Was that a good revenge?
As girlfriends will, we have talked a lot about what we would do—and what some have done—should their partners betray them. Most of us assume we would be content with demanding access to credit card statements, bank statements, and phone records, and perhaps slipping a tracker into the wanderer’s car. In our conversations, we always come up against the fact that we would most likely seek revenge on the other person and rarely on our partners.
When my husband revealed to me a year ago that he had been having an affair for the previous two years, my first thoughts were a million miles away from possibly seeking revenge. I was in shock, bereft, breathless, thrown, confused, heartbroken.
The first thought that I had any control over was, does she know anything about him? Has she lived with him, seen what it’s like to live with a man who has a wonky heart, is a boisterous drinker, and is more than a little self-involved? Does she know what it takes? And on the flipside, I thought, does he know anything about her? I have since learned that she can't cook. How long could sex hold sway over a delicious meal?
So, when I stopped hyperventilating and got myself up off the floor, I looked at my husband and said, “Go. Go and live with her for six months. See what it’s like. See if she really is all that you think she might be. See how long frozen dinners can sustain you.”
He looked at me, absolutely aghast. “You mean not see you, not talk to you?”
“That would be the general idea.”
I left him to mull that over and went and did something you can only do when living in the countryside. I walked up to the woods and screamed. I stole the idea, actually, from Bergman’s film Fanny and Alexander, when the mother paces the room and screams through the opening chords of being a widow. I always thought that seemed a good idea, but one I couldn’t try while living in Brooklyn. Screaming into a pillow is not nearly as cathartic.
When I came back, my throat screamed raw, my husband said, “There’s no way on earth I can leave you.”
In this crazy fucked up scenario, which one of us would have the last laugh, if last laughs are equated with revenge?
Would I if he had left me and gone to live with that woman and been absolutely miserable? I doubt it.
Will she get the last laugh? One way or another, she managed to penetrate and pollute what had long been a closed ecosystem.
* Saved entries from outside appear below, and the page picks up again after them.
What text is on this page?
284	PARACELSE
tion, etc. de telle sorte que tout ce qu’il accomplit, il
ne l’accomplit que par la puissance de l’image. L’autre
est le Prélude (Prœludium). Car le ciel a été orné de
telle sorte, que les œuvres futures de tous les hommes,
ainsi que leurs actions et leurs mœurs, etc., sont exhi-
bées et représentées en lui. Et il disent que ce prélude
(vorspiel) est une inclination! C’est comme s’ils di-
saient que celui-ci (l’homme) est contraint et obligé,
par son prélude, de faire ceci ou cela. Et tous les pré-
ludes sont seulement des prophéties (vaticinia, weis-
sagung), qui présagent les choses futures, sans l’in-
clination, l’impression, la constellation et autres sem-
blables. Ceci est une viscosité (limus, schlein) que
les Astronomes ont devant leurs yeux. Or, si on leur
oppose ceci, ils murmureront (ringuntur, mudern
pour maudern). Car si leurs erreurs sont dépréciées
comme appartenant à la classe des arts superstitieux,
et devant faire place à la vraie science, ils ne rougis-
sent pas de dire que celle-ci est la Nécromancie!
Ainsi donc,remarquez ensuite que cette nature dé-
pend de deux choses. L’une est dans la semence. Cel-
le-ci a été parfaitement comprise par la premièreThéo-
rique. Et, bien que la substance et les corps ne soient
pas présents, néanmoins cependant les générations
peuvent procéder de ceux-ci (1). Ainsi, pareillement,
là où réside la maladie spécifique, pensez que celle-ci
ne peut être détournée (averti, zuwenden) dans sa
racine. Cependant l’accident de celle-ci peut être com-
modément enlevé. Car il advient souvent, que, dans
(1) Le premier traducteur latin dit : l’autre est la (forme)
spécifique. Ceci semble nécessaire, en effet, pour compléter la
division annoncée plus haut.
Is Charles the one who gets the last laugh because he got to have a hot and heavy affair to bust up the monotony of a long marriage, and now is safely settled back into that very marriage?
Revenge is a funny thing. I can think of no instance where it is clean-cut and utterly satisfying.
Should I ever run into this woman, I would probably make her tea. Although I can’t swear I wouldn’t pull an old waiter's trick and spit into her cup before serving her a cuppa of piping hot lapsang souchong.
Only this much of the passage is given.